Elie begins to despair of surviving this latest ordeal of traveling on the train of death. They have no food or water and live on snow. Eventually, after around ten days of travel, they reach their destination. 

Nearby, German workmen play a sick game of tossing morsels of bread to the starving men and watching the corresponding stampede.  This is a deadly activity and many are killed in the fight for crusts of bread. There is a general madness about some of the inmates, and a total stranger attacks Elie and attempts to strangle him.  Perhaps he thinks Elie has some food hidden.  Ellie’s father and another inmate called Meir Katz managed to fight off the mad stranger.  There is a growing feeling of rebellion amongst some of the inmates, not because they wish to overcome their guards, but hope their dissent will lead to a quick death through a bullet.

In Elie’s boxcar, out of the one hundred original prisoners, only twelve have survived.

Interpretation

We read, “We were given no food. We lived on snow; it took the place of bread. The days were like nights, and the nights left the dregs of their darkness in our souls. The train was traveling slowly, often stopping for several hours and then setting off again.  It never ceased snowing.  All through these days and nights we stayed crouching, one on top of the other, never speaking a word.  We were no more than frozen bodies. Our eyes closed, we waited merely for the next stop, so that we could unload our dead.”

This scene provides us with a taste of the ghoulish atmosphere which is evident throughout this section of the book.

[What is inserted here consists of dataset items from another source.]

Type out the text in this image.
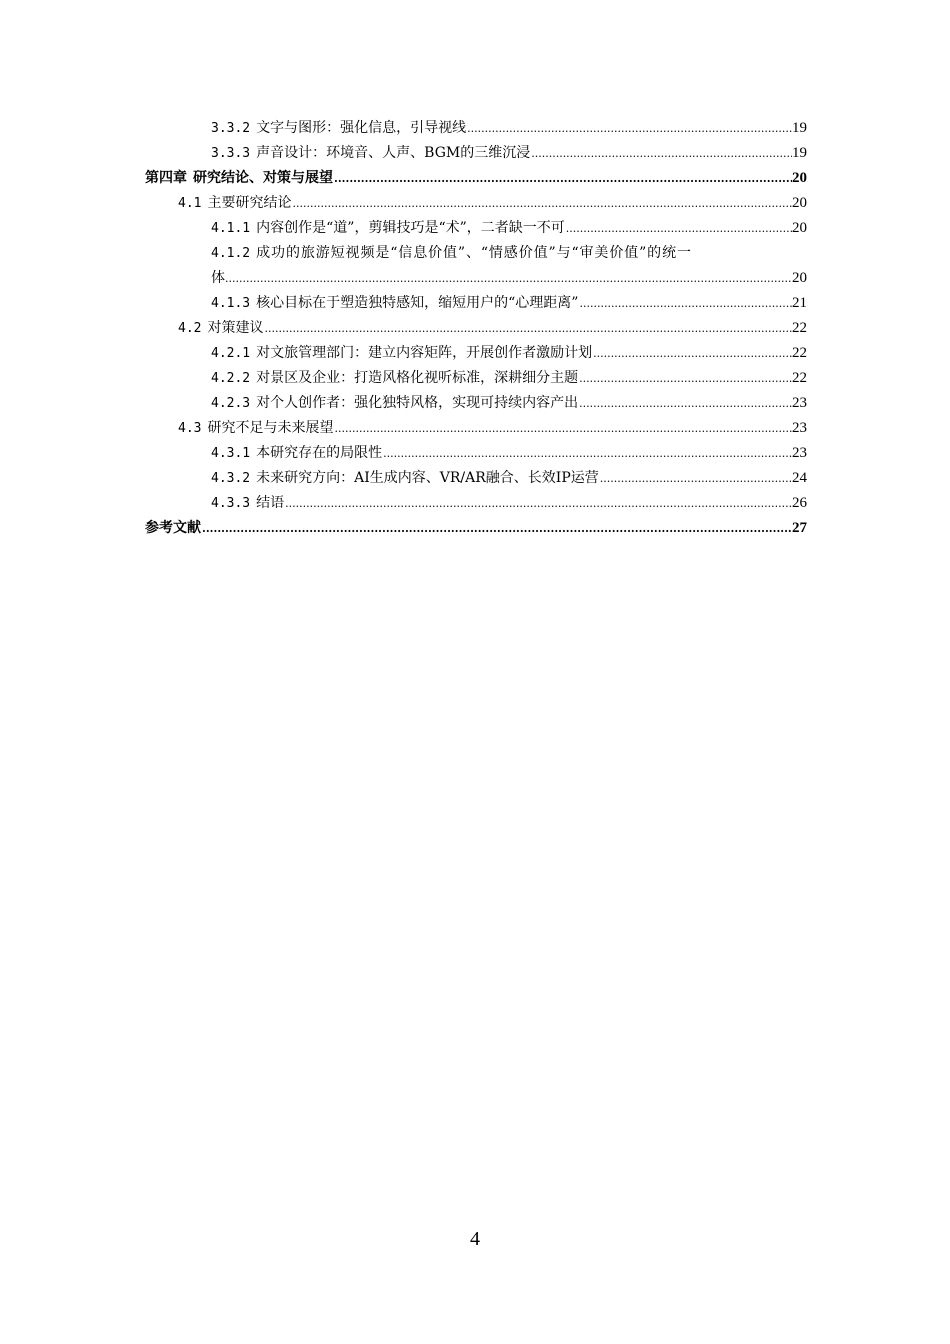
3.3.2 文字与图形：强化信息，引导视线 .....	19
3.3.3 声音设计：环境音、人声、BGM的三维沉浸 .....	19
第四章 研究结论、对策与展望 .....	20
4.1 主要研究结论 .....	20
4.1.1 内容创作是“道”，剪辑技巧是“术”，二者缺一不可 .....	20
4.1.2 成功的旅游短视频是“信息价值”、“情感价值”与“审美价值”的统一
体 .....	20
4.1.3 核心目标在于塑造独特感知，缩短用户的“心理距离” .....	21
4.2 对策建议 .....	22
4.2.1 对文旅管理部门：建立内容矩阵，开展创作者激励计划 .....	22
4.2.2 对景区及企业：打造风格化视听标准，深耕细分主题 .....	22
4.2.3 对个人创作者：强化独特风格，实现可持续内容产出 .....	23
4.3 研究不足与未来展望 .....	23
4.3.1 本研究存在的局限性 .....	23
4.3.2 未来研究方向：AI生成内容、VR/AR融合、长效IP运营 .....	24
4.3.3 结语 .....	26
参考文献 .....	27
4
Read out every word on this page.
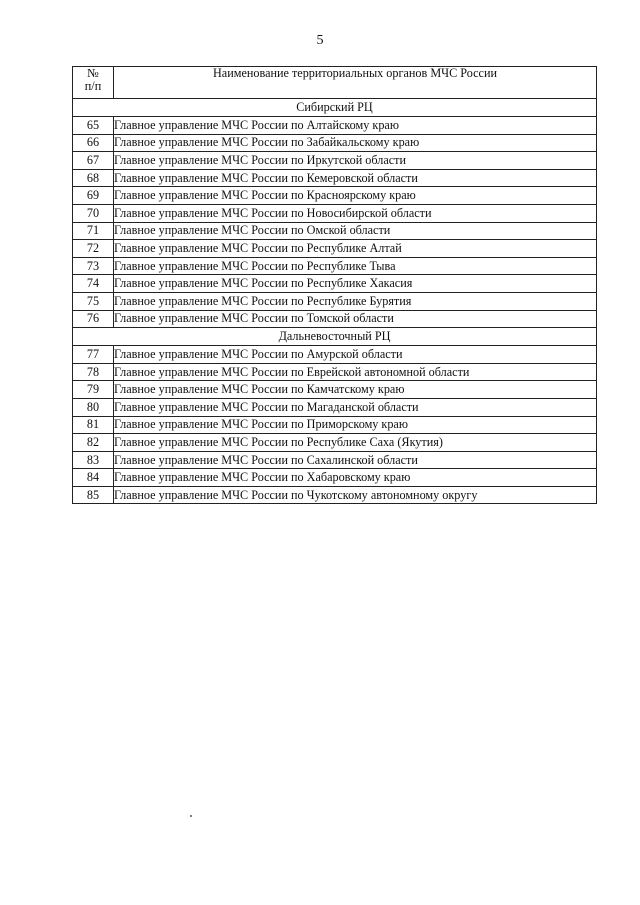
5
№
п/п	Наименование территориальных органов МЧС России
Сибирский РЦ	
65	Главное управление МЧС России по Алтайскому краю
66	Главное управление МЧС России по Забайкальскому краю
67	Главное управление МЧС России по Иркутской области
68	Главное управление МЧС России по Кемеровской области
69	Главное управление МЧС России по Красноярскому краю
70	Главное управление МЧС России по Новосибирской области
71	Главное управление МЧС России по Омской области
72	Главное управление МЧС России по Республике Алтай
73	Главное управление МЧС России по Республике Тыва
74	Главное управление МЧС России по Республике Хакасия
75	Главное управление МЧС России по Республике Бурятия
76	Главное управление МЧС России по Томской области
Дальневосточный РЦ	
77	Главное управление МЧС России по Амурской области
78	Главное управление МЧС России по Еврейской автономной области
79	Главное управление МЧС России по Камчатскому краю
80	Главное управление МЧС России по Магаданской области
81	Главное управление МЧС России по Приморскому краю
82	Главное управление МЧС России по Республике Саха (Якутия)
83	Главное управление МЧС России по Сахалинской области
84	Главное управление МЧС России по Хабаровскому краю
85	Главное управление МЧС России по Чукотскому автономному округу
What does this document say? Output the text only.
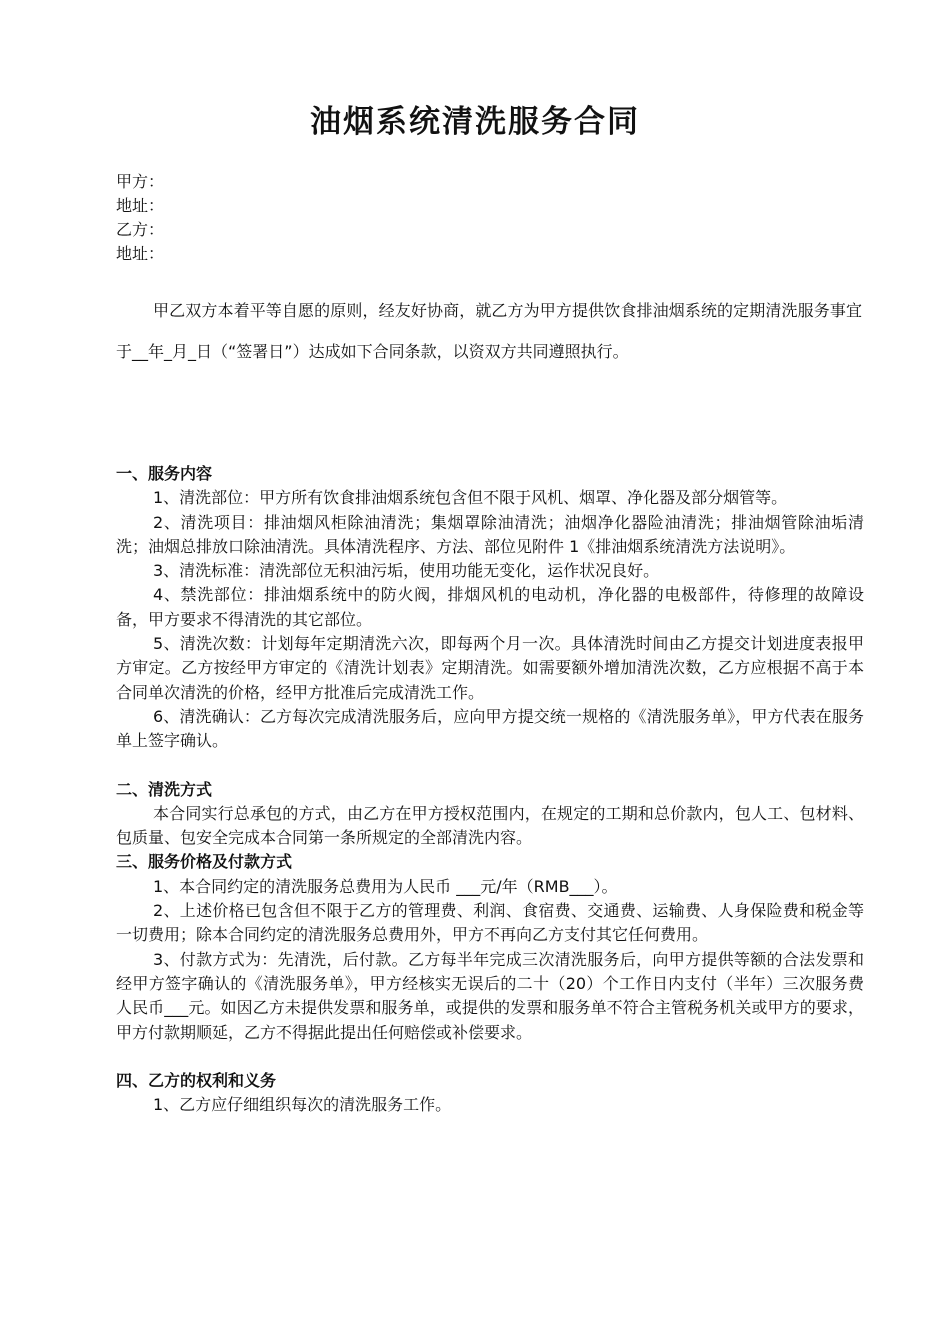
油烟系统清洗服务合同
甲方：
地址：
乙方：
地址：

甲乙双方本着平等自愿的原则，经友好协商，就乙方为甲方提供饮食排油烟系统的定期清洗服务事宜于__年_月_日（“签署日”）达成如下合同条款，以资双方共同遵照执行。

一、服务内容

1、清洗部位：甲方所有饮食排油烟系统包含但不限于风机、烟罩、净化器及部分烟管等。

2、清洗项目：排油烟风柜除油清洗；集烟罩除油清洗；油烟净化器险油清洗；排油烟管除油垢清洗；油烟总排放口除油清洗。具体清洗程序、方法、部位见附件 1《排油烟系统清洗方法说明》。

3、清洗标准：清洗部位无积油污垢，使用功能无变化，运作状况良好。

4、禁洗部位：排油烟系统中的防火阀，排烟风机的电动机，净化器的电极部件，待修理的故障设备，甲方要求不得清洗的其它部位。

5、清洗次数：计划每年定期清洗六次，即每两个月一次。具体清洗时间由乙方提交计划进度表报甲方审定。乙方按经甲方审定的《清洗计划表》定期清洗。如需要额外增加清洗次数，乙方应根据不高于本合同单次清洗的价格，经甲方批准后完成清洗工作。

6、清洗确认：乙方每次完成清洗服务后，应向甲方提交统一规格的《清洗服务单》，甲方代表在服务单上签字确认。

二、清洗方式

本合同实行总承包的方式，由乙方在甲方授权范围内，在规定的工期和总价款内，包人工、包材料、包质量、包安全完成本合同第一条所规定的全部清洗内容。

三、服务价格及付款方式

1、本合同约定的清洗服务总费用为人民币 ___元/年（RMB___）。

2、上述价格已包含但不限于乙方的管理费、利润、食宿费、交通费、运输费、人身保险费和税金等一切费用；除本合同约定的清洗服务总费用外，甲方不再向乙方支付其它任何费用。

3、付款方式为：先清洗，后付款。乙方每半年完成三次清洗服务后，向甲方提供等额的合法发票和经甲方签字确认的《清洗服务单》，甲方经核实无误后的二十（20）个工作日内支付（半年）三次服务费人民币___元。如因乙方未提供发票和服务单，或提供的发票和服务单不符合主管税务机关或甲方的要求，甲方付款期顺延，乙方不得据此提出任何赔偿或补偿要求。

四、乙方的权利和义务

1、乙方应仔细组织每次的清洗服务工作。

Wiesel does not write with any particular artistry, he merely documents his eyewitness account and the scenes he describes require no embellishment. We feel the stark coldness of the boxcar and we know that it is an honest representation of what took place. We note that the Jews are regarded as a subhuman species, subject of a sick game at the hands of the German workers who observe the chaos resulting from taunting of them. They throw food at the starving men, not out of humanity, but because they wish to view the stampede of death. Perhaps the workers have been indoctrinated by Hitler’s regime to show contempt and indifference towards the suffering Jews.

The segment has three main themes – violence, hunger and apathy.

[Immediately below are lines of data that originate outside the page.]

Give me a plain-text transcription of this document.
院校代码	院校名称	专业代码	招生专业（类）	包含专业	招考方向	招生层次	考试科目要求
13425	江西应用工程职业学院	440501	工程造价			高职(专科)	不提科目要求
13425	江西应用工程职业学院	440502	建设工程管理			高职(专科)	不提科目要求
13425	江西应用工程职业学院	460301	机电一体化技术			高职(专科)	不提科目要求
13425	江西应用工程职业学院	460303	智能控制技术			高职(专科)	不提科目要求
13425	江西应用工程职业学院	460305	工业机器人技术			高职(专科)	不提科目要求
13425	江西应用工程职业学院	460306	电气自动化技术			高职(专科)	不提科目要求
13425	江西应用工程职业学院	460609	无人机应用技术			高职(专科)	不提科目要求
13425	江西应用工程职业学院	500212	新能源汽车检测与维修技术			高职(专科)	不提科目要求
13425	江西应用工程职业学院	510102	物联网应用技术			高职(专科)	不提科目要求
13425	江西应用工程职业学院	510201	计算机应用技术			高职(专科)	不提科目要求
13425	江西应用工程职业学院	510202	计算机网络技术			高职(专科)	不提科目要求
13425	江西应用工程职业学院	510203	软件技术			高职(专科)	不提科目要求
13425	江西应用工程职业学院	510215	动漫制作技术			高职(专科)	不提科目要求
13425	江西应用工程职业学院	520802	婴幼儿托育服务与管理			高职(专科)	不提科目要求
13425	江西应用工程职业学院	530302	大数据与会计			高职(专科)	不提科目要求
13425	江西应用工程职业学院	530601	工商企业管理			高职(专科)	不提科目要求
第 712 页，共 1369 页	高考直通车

We view the violence of the guards over the inmates.

We feel the hunger experienced by Elie and his fellow inmates living only on cold snow.

However, the main element of this segment of the book is apathy. Many of the inmates are resigned to their fate.  They care not for their fellow sufferers who just seek release from their torment.

We are also aware of the apathy of the German workers who represent the German civilian population in general. It was their apathy that allowed Hitler’s Third Reich to grow in their country and its evil to spread.

Wiesel also bears witness to the dehumanization of the Jews showing that the basic will to survive will reduce a man to a beast as he bites, claws and grabs at the morsels of food thrown by the German workers.  Son will beat father for a piece of bread.

This section ends with their arrival at Buchenwald, one of the oldest concentration camps, and Wiesel’s final challenge. Will he and his father have enough strength to hold on and hope for liberation?